Vizepräsident Karl-Heinz Klare:
Herr Henning, ich darf Sie kurz unterbrechen. Es liegt die Bitte zu einer Zwischenfrage von Herrn Grascha vor.
Frank Henning (SPD):
Das können Sie gleich im Anschluss machen, Herr Grascha.
(Christian Grascha [FDP]: Das will ich aber nicht!)
Vizepräsident Karl-Heinz Klare:
Herr Grascha, keine Zwischenfrage. – Herr Henning, Sie haben das Wort.
Frank Henning (SPD):
Vor dem Hintergrund der geschilderten Schuldenbremse und der geschilderten Rahmenbedingungen ist es unserem Finanzminister Peter-Jürgen Schneider hoch anzurechnen, dass er erstmals in der neuen Mipla für den Zeitraum von 2013 bis 2017 einen wirklich realistischen Abbaupfad zur Reduzierung der Nettoneuverschuldung bis zum Jahr 2020 vorgelegt hat und wir damit die Verfassung einhalten können, meine Damen und Herren.
(Beifall bei der SPD und bei den GRÜNEN – Zurufe von der CDU)
Unsere wesentlichen Reformvorhaben – an der Stelle will ich mit dem Ammenmärchen aufräumen, wir seien auf Steuererhöhungen angewiesen – wie die Stärkung des Bildungsbereichs haben wir auch ohne zusätzliche Steuereinnahmen in diesem Haushalt finanziert. Ich verweise auf die Abschaffung der Studiengebühren. Wir haben vor allen Dingen – das sollte uns Sozialdemokraten und Grüne hier in diesem Hohen Hause stolz machen – den Universitäten den Ausgleich 1 : 1 versprochen und haben das im Haushalt auch abgebildet, meine Damen und Herren.
(Beifall bei der SPD und bei den GRÜNEN)
Die Abschaffung der Studiengebühren ab dem kommenden Wintersemester 2014
(Christian Grascha [FDP]: Schuldenfinanziert!)
wird insbesondere dazu beitragen, die Bildungsgerechtigkeit in diesem Lande wieder ein Stück weit wiederherzustellen, weil gerade Kinder aus bildungsbenachteiligten Familien durch Ihre Studiengebühren, Herr Grascha, vom Studium abgehalten worden sind. An der Stelle gehen wir einen konsequent anderen Weg.

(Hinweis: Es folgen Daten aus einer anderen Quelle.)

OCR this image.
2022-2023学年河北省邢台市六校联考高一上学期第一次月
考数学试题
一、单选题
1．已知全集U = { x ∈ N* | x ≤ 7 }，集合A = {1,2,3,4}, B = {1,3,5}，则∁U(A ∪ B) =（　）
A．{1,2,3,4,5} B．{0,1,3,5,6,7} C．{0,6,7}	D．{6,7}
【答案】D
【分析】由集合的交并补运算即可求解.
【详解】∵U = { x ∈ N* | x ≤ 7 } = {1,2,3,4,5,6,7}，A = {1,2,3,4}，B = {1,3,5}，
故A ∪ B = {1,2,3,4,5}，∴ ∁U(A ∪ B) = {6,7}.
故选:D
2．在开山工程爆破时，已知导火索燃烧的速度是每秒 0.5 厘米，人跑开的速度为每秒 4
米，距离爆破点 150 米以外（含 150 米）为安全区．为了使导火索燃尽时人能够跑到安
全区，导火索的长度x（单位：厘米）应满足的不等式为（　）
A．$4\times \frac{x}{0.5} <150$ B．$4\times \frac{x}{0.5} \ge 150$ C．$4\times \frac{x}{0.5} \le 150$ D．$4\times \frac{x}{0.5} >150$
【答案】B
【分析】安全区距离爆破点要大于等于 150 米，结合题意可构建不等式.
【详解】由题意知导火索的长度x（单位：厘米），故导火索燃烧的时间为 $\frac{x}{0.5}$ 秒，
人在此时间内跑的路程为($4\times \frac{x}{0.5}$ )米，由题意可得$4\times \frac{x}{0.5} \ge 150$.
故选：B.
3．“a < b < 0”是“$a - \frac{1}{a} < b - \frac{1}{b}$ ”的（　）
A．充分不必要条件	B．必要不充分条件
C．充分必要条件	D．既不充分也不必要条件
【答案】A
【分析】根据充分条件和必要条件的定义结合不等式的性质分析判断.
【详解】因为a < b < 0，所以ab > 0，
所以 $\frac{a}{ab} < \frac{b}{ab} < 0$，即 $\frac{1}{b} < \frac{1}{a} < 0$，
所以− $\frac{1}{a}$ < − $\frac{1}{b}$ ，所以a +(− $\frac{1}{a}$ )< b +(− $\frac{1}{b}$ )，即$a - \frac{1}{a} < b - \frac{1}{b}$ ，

Ich verweise noch auf die 420 Millionen Euro, die in den Ganztagsschulausbau gesteckt werden, was absolut notwendig ist. Außerdem verweise ich auf den Einzelplan 06 – Wissenschaft und Kultur -: Er ist noch nie so hoch anfinanziert worden wie in diesem Jahr. Wir haben die 3-Milliarden-Euro-Grenze in diesem Einzeletat überschritten.
Vizepräsident Karl-Heinz Klare:
Herr Kollege, es liegt wieder der Wunsch nach einer Zwischenfrage von der rechten Seite des Hauses vor, von Herrn Hilbers. Lassen Sie die Frage zu?
Frank Henning (SPD):
Das machen wir im Ausschuss. Bleiben Sie mal ganz ruhig. Das kriegen wir schon hin.
(Zurufe von der CDU und von der FDP: Das ist die abschließende Beratung!)
Vizepräsident Karl-Heinz Klare:
Sie haben das Wort.
Frank Henning (SPD):
Obwohl der Haushalt solide finanziert ist, werden wir nach meiner festen Überzeugung auf die Dauer, um einen Haushaltsausgleich zu erreichen, nicht umhinkommen, auch über die Einnahmeseite nachzudenken. Ich denke an die gewaltige Aufgabe der Inklusion. Ich denke aber auch an viele wünschbare Angelegenheiten, die an dieses Hohe Haus herangetragen werden, die im Augenblick nicht im Haushalt stehen, z. B. die dritte Kraft in der Kindertagesstättengruppe oder ein noch schnellerer Ausbau der Straßeninfrastruktur in diesem Land. Wir alle wissen, wovon wir reden, wenn wir uns die Straßeninfrastruktur anschauen. Oder es geht auch um die energetische Sanierung von Landesliegenschaften.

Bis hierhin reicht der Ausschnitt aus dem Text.